What that “real knowledge,” that “power of discrimination” gives us is told in the last line, yena mam upayanti te. All translators agree that it means “by which they can come to Me.” Narayana Maharaja glosses upayanti as “approach,” which gives a slightly expanded meaning when compared to Srila Prabhupada and Tripurari Swami’s choice of “they come.” Garuda dasa expands it also, using “come close.” It seems that upayanti implies not only the destination (Krishna), but the journey (devotion) as well.
Visvanatha Cakravarti Thakura explains in his commentary (as translated by Narayana Maharaja) that buddhi-yoga cannot be achieved by individual effort. “It is bestowed by Me alone and only such loving bhaktas (devotes, lovers of God) are qualified to receive it.”
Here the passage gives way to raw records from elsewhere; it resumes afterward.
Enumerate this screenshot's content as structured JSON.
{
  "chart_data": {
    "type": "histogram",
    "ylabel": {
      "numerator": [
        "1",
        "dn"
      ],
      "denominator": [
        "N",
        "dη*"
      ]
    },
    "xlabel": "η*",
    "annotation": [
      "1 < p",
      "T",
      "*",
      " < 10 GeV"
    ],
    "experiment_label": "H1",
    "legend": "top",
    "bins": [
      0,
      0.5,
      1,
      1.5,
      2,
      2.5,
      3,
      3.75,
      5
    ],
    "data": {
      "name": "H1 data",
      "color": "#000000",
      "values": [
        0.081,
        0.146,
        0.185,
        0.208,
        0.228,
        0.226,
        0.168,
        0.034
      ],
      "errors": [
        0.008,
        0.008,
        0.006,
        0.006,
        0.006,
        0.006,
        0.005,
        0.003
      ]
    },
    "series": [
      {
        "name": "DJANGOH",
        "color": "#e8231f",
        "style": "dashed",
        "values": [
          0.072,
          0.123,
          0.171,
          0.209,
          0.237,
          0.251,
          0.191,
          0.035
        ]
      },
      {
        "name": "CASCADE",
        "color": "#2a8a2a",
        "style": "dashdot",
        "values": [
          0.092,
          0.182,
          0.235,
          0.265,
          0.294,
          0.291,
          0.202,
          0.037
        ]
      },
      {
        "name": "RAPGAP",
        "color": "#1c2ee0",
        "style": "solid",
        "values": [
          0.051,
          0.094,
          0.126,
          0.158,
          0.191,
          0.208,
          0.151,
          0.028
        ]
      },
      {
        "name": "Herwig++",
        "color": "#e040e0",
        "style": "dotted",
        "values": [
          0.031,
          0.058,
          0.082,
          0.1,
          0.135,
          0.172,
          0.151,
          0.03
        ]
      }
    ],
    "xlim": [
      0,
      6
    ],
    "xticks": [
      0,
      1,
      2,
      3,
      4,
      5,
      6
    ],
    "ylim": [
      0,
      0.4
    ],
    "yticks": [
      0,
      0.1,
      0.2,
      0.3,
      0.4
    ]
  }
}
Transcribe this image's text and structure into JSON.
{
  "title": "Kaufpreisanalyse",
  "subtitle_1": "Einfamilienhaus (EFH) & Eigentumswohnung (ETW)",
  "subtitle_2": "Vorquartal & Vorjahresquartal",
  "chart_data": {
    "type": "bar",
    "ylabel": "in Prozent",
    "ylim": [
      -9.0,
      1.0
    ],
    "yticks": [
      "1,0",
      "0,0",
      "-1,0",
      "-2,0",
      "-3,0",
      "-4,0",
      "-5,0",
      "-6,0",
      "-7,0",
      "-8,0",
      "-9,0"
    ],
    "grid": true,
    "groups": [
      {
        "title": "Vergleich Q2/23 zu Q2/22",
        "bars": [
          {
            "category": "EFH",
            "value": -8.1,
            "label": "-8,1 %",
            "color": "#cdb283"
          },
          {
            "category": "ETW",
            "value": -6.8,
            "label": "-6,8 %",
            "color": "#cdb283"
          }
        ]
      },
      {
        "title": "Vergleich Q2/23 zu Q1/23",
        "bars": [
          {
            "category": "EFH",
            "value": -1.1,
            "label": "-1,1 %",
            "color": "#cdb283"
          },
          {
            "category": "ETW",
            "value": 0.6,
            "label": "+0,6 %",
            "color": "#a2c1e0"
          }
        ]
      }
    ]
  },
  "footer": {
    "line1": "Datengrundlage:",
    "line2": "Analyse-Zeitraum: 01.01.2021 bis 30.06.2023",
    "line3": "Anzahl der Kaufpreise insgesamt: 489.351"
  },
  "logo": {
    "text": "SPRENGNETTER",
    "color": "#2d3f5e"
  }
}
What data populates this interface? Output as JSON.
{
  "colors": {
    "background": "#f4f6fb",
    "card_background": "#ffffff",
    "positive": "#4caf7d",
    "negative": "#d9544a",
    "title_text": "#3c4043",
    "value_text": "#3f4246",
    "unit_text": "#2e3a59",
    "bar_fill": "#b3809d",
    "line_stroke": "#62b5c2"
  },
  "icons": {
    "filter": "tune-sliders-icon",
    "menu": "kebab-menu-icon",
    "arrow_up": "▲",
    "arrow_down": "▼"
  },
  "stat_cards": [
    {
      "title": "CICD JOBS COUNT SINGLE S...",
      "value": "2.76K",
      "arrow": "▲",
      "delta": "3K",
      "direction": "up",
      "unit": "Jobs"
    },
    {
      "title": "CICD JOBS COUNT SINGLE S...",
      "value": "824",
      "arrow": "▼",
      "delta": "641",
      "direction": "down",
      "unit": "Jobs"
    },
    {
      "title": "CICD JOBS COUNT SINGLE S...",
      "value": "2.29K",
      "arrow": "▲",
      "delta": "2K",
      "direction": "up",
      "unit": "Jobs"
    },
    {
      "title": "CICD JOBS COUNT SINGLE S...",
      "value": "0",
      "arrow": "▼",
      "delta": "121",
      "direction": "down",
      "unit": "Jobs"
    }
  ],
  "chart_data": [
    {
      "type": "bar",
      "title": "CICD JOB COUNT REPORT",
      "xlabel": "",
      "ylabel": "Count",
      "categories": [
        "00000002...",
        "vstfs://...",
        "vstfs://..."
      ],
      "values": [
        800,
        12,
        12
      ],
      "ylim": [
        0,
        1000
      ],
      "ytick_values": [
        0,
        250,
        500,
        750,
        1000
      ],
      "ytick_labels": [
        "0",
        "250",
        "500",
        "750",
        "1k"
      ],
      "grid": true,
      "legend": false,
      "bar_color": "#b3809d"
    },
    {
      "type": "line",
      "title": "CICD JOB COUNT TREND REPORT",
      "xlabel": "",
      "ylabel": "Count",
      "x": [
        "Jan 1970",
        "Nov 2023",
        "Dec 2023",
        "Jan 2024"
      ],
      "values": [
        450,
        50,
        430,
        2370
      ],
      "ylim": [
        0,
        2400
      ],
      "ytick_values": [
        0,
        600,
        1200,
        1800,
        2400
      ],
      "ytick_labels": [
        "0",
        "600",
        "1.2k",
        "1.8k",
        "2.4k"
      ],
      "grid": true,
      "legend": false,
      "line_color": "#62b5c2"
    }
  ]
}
This verse is stated by Krishnadasa Kaviraja in his Caitanya-caritamrta (a biography of the life of Caitanya Mahaprabhu). Srila Prabhupada’s purport to this verse (Adi-lila 1.49) sums everything up very well.
The Lord declares that by enlightenment in theistic knowledge He awards attachment for Him to those who constantly engage in His transcendental loving service. This awakening of divine consciousness enthralls a devotee, who thus relishes his eternal transcendental mellow. Such an awakening is awarded only to those convinced by devotional service about the transcendental nature of the Personality of Godhead. They know that the Supreme Truth, the all-spiritual and all-powerful person, is one without a second and has fully transcendental senses. He is the fountainhead of all emanations. Such pure devotees, always merged in knowledge of Krishna and absorbed in Krishna consciousness, exchange thoughts and realizations as great scientists exchange their views and discuss the results of their research in scientific academies. Such exchanges of thoughts in regard to Krishna give pleasure to the Lord, who therefore favors such devotees with all enlightenment.